- Road map showing a north-south road in Victoria's west covering most of the length of the state
- Map of south-eastern Australia with Henty Highway highlighted in green
- Coordinates: 35°37′12″S 142°34′54″E﻿ / ﻿35.620084°S 142.581573°E (North end); 38°21′23″S 141°36′40″E﻿ / ﻿38.356509°S 141.611238°E (South end);

General information
- Type: Highway
- Length: 359 km (223 mi)
- Gazetted: November 1914 (as Main Road) August 1938 (as State Highway)
- Route number(s): B200 (1998–present) (Lascelles–Horsham); A200 (1998–present) (Horsham–Portland);
- Former route number: State Route 107 (1986–1998)

Major junctions
- North end: Sunraysia Highway Lascelles, Victoria
- Borung Highway; Wimmera Highway; Western Highway; Glenelg Highway; Princes Highway;
- South end: Madeira Packet Road Portland, Victoria

Location(s)
- Region: Grampians, Barwon South West
- Major settlements: Hopetoun, Warracknabeal, Horsham, Hamilton, Heywood

Highway system
- Highways in Australia; National Highway • Freeways in Australia; Highways in Victoria;

= Henty Highway =

Highway in Victoria

Henty Highway is a rural highway in western Victoria, Australia, linking Lascelles in the Wimmera region, to Portland on the state's south-western coast. It was named in honour of Edward Henty, a British colonist regarded as the first permanent European settler of the Port Phillip District (in what later became the Colony of Victoria), in the town eventually named Portland.

==Route==
Henty Highway commences at the intersection with Sunraysia Highway in Lascelles, Victoria and heads in a south-westerly direction as a two-lane, single carriageway rural highway, reaching Hopetoun before heading in a southerly direction and passing through Warracknabeal, before meeting Wimmera Highway in Dooen and continues south concurrently with it before reaching the major regional city of Horsham, where it widens to a four-lane road and runs concurrently with Western Highway through the centre of the city, before Wimmera Highway diverts west towards Naracoorte, South Australia a short distance later, and then continues south on its own alignment, through Brimpaen, Cavendish and Hamilton, before meeting Princes Highway in Heywood and continues south concurrently with it until Bolwarra. It continues south on its own alignment until it eventually terminates at the intersection with Madeira Packet Road in the southern suburbs of Portland.

==History==
The passing of the Country Roads Act 1912 through the Parliament of Victoria provided for the establishment of the Country Roads Board (later VicRoads) and their ability to declare Main Roads, taking responsibility for the management, construction and care of the state's major roads from local municipalities. Hamilton-Portland Road from Hamilton to Branxholme, and Hamilton-Horsham Road from Hamilton to Brimpaen, were declared Main Roads on 16 November 1914, the rest of Hamilton-Portland Road from Branxholme to Bolwarra just north of Portland was declared a Main Road on 30 November 1914, Hopetoun-Warracknabeal Road from Hopetoun to Beulah was declared a Main Road on 14 December 1914, (Horsham-) Dooen Road from Horsham to Dooen and the rest of Hamilton-Horsham Road from Brimpaen to Horsham was declared a Main Road on 17 March 1915, and the rest of Hopetoun-Warracknabeal Road from Warracknabeal to Beulah was declared a Main Road on 31 March 1915.

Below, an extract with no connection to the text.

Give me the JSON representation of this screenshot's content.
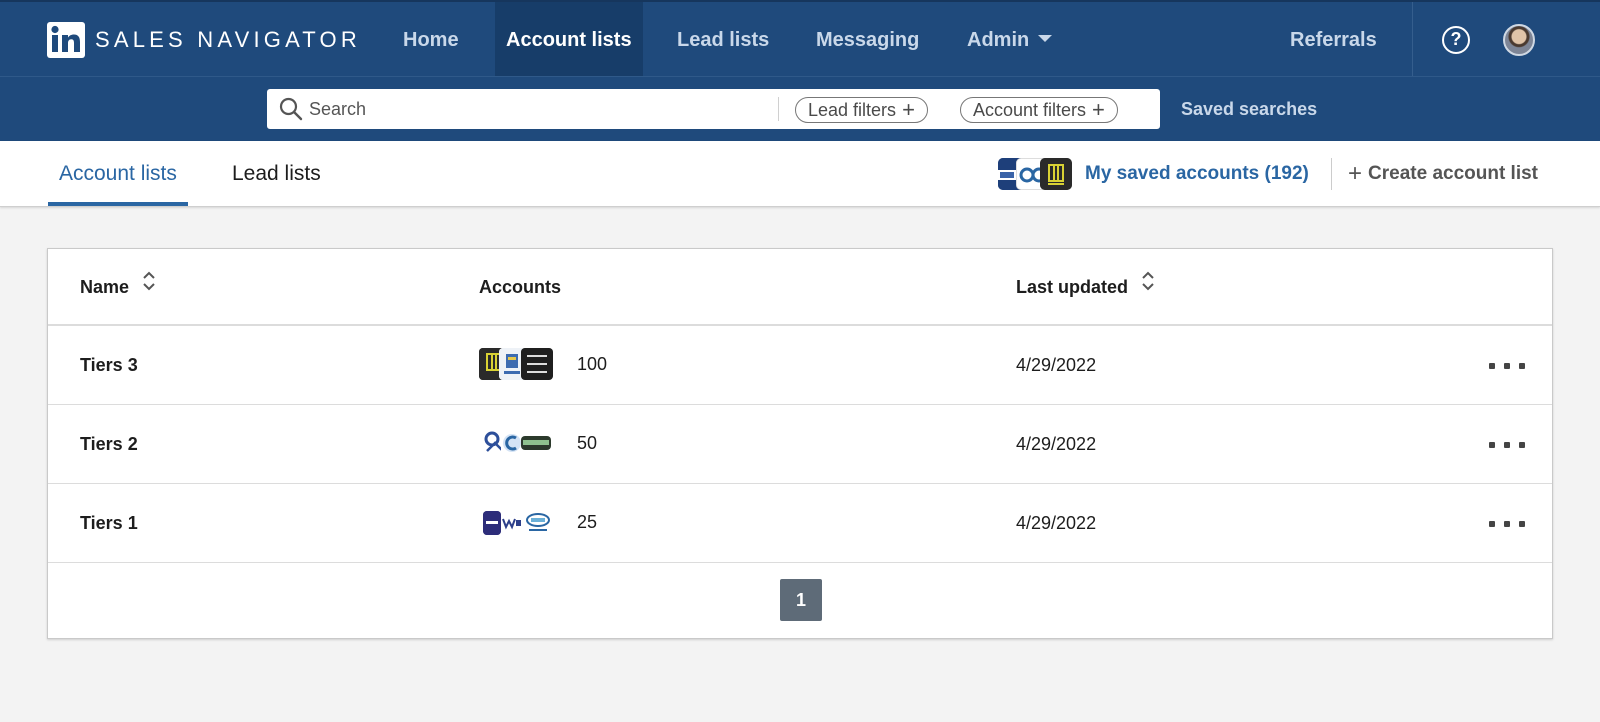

The passing of the Highways and Vehicles Act 1924 provided for the declaration of State Highways, roads two-thirds financed by the state government through the Country Roads Board. Henty Highway was declared a State Highway in August 1938, cobbled together from roads between Mildura, Warracknabeal, Horsham, and Hamilton to Portland (for a total of 263 miles), subsuming the original declaration of Hamilton-Portland Road, Hamilton-Horsham Road, Horsham-Dooen Road and Hopetoun-Warracknabeal Road as Main Roads; before this declaration, this road was also referred to as Hopetoun(-Lascelles) Road. It originally started from Calder Highway in Nunga, the junction south of Ouyen; when North-Western Highway was renamed Sunraysia Highway on 11 September 1972, and extended from Lascelles to Nunga, Henty Highway was truncated back to Lascelles. The southern end of the highway through Portland was changed in January 1987: from New and Percy and Gawler Streets terminating at the intersection of Gawler, Cliff and Bentick Streets in central Portland, to its current alignment along Port Road and the southern section of Portland-Nelson Road to the intersection with Wellington Road in Portland's southern suburbs.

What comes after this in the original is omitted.